Desembolando o impossível: conversação sobre o impasse da sexualidade realizado em um centro de internação socioeducativo

Sonja Alhäuser, Bloody Mary, 2005-2015

Laboratório: Trocando uma Idéia! • Belo Horizonte (MG)
Tatiana Goulart, Mariana Aranha, Andréa Guerra
O contexto

Trazemos aqui a análise da experiência de realização de conversações psicanalíticas em torno de impasses institucionais experimentados na lida diária de centros de internação, no qual jovens em conflito com a lei cumprem medida socioeducativa privativa de liberdade.

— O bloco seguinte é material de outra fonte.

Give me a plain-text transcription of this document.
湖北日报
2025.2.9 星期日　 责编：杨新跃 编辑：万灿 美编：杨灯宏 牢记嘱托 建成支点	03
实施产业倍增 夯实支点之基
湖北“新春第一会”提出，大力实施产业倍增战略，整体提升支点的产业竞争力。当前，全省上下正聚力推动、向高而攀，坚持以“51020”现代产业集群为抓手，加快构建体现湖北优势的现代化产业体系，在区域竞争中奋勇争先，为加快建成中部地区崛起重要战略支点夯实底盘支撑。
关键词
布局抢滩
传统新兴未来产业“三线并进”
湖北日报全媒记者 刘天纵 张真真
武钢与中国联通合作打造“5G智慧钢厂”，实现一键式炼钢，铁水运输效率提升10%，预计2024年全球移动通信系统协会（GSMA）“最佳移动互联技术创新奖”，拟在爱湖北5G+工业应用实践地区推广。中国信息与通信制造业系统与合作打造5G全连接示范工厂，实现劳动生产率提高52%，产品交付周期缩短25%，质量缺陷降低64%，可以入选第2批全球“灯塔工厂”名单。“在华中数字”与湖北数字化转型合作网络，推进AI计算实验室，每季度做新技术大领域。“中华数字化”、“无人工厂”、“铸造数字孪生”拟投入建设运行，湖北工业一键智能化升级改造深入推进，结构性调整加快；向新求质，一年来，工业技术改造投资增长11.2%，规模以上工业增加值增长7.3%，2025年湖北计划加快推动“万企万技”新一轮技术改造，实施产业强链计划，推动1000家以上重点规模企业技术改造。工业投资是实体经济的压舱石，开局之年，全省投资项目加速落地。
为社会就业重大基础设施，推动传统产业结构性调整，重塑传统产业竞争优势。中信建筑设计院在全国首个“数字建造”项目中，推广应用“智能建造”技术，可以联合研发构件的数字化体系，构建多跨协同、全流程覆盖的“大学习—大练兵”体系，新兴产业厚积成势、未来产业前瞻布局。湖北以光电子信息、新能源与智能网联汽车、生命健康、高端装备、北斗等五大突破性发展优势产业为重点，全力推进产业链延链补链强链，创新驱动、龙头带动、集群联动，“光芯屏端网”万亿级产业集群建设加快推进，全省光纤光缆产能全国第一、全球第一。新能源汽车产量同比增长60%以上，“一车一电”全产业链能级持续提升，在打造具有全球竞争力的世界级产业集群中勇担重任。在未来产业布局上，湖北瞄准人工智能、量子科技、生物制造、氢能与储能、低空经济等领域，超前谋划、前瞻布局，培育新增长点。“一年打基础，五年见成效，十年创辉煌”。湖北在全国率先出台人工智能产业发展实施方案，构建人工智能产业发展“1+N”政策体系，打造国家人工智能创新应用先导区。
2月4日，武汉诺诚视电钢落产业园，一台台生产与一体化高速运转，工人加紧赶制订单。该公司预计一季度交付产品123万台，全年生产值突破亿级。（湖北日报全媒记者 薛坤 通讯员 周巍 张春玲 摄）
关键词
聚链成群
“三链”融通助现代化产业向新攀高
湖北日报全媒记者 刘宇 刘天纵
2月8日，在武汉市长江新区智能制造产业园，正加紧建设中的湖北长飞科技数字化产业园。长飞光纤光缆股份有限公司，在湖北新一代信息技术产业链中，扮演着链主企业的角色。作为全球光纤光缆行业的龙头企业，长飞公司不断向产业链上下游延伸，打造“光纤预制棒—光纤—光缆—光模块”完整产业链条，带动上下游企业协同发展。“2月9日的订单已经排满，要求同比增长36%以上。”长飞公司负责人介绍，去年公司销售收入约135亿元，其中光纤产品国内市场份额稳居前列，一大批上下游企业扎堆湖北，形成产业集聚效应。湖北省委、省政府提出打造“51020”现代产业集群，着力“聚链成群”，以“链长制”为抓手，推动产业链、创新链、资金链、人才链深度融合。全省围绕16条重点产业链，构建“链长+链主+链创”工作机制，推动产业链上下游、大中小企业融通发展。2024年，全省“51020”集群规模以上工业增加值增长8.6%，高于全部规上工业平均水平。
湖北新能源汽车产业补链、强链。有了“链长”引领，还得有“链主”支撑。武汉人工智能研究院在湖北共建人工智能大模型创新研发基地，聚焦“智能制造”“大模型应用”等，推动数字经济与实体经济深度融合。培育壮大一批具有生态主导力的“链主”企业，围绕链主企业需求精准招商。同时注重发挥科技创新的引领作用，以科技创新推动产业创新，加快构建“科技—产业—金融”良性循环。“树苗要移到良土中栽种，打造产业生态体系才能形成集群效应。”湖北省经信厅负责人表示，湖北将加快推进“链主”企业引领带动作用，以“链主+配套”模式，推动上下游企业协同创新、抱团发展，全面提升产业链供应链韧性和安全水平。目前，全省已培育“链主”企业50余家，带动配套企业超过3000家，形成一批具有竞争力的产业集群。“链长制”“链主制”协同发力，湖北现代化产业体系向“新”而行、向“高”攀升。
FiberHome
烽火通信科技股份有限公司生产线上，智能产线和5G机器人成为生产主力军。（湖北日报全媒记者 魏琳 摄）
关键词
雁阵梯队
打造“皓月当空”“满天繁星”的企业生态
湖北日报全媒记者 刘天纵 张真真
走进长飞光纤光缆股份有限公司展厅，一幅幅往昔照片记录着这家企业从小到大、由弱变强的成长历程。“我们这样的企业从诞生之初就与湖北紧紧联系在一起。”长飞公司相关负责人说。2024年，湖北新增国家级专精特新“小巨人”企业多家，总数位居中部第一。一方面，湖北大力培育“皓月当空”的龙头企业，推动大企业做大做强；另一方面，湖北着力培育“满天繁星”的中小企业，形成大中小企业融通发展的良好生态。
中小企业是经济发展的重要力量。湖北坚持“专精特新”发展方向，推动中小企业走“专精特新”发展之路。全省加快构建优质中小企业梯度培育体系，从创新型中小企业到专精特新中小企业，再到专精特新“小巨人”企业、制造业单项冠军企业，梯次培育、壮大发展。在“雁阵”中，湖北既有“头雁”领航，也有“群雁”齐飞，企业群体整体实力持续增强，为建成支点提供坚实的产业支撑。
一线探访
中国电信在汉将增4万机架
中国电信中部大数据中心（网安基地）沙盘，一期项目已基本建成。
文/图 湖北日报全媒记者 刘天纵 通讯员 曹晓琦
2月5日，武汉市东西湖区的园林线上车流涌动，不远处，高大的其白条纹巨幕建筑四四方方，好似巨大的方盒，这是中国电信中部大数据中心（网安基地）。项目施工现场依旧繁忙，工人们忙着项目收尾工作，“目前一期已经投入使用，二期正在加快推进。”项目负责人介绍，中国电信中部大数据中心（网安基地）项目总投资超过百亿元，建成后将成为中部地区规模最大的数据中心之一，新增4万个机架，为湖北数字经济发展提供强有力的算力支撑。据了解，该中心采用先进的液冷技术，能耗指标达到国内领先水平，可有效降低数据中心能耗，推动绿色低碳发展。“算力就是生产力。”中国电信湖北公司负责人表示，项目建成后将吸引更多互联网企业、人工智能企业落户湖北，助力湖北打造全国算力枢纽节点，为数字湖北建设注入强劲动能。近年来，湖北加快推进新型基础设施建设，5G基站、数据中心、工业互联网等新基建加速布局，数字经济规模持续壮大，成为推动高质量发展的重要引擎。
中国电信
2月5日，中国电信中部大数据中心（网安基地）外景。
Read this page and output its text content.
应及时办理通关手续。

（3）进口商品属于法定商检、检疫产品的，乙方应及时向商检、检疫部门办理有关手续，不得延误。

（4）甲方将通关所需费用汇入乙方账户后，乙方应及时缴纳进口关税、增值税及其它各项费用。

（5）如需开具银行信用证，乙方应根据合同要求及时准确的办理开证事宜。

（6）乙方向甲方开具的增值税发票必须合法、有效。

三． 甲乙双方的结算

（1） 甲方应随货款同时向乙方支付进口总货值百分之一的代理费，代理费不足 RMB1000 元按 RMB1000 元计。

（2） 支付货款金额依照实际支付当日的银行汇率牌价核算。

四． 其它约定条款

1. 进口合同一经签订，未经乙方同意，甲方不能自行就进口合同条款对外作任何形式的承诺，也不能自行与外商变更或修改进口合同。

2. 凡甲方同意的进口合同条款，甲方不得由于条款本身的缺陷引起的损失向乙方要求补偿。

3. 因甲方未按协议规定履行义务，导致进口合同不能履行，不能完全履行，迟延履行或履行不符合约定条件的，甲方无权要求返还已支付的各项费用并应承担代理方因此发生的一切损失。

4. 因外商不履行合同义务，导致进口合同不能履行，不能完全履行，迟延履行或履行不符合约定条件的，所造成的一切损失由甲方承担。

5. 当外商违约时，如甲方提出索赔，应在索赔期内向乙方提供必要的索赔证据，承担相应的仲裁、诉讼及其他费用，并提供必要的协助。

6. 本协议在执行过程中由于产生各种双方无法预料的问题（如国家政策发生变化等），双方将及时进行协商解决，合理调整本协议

A Constituição Federal de 1988 trouxe avanços nas discussões sobre os adolescentes infratores. Se antes, o direito era usado para vigiar, repreender e punir os adolescentes que infringiam a lei, hoje, com o Estatuto da Criança e do Adolescente (BRASIL, 1990), a aposta está em uma tentativa de ressocialização do adolescente em conflito com a lei, a partir dos eixos educação, família e trabalho. No SINASE (BRASIL, 2006), em seu artigo primeiro, parágrafo segundo, são expostos os objetivos das medidas socioeducativas: “I – a responsabilização do adolescente quanto às consequências lesivas do ato infracional, sempre que possível incentivando a sua reparação; II – a integração social do adolescente e a garantia de seus direitos individuais e sociais, por meio do cumprimento de seu plano individual de atendimento; e III – a desaprovação da conduta infracional, efetivando as disposições da sentença como parâmetro máximo de privação de liberdade ou restrição de direitos, observados os limites previstos em lei”.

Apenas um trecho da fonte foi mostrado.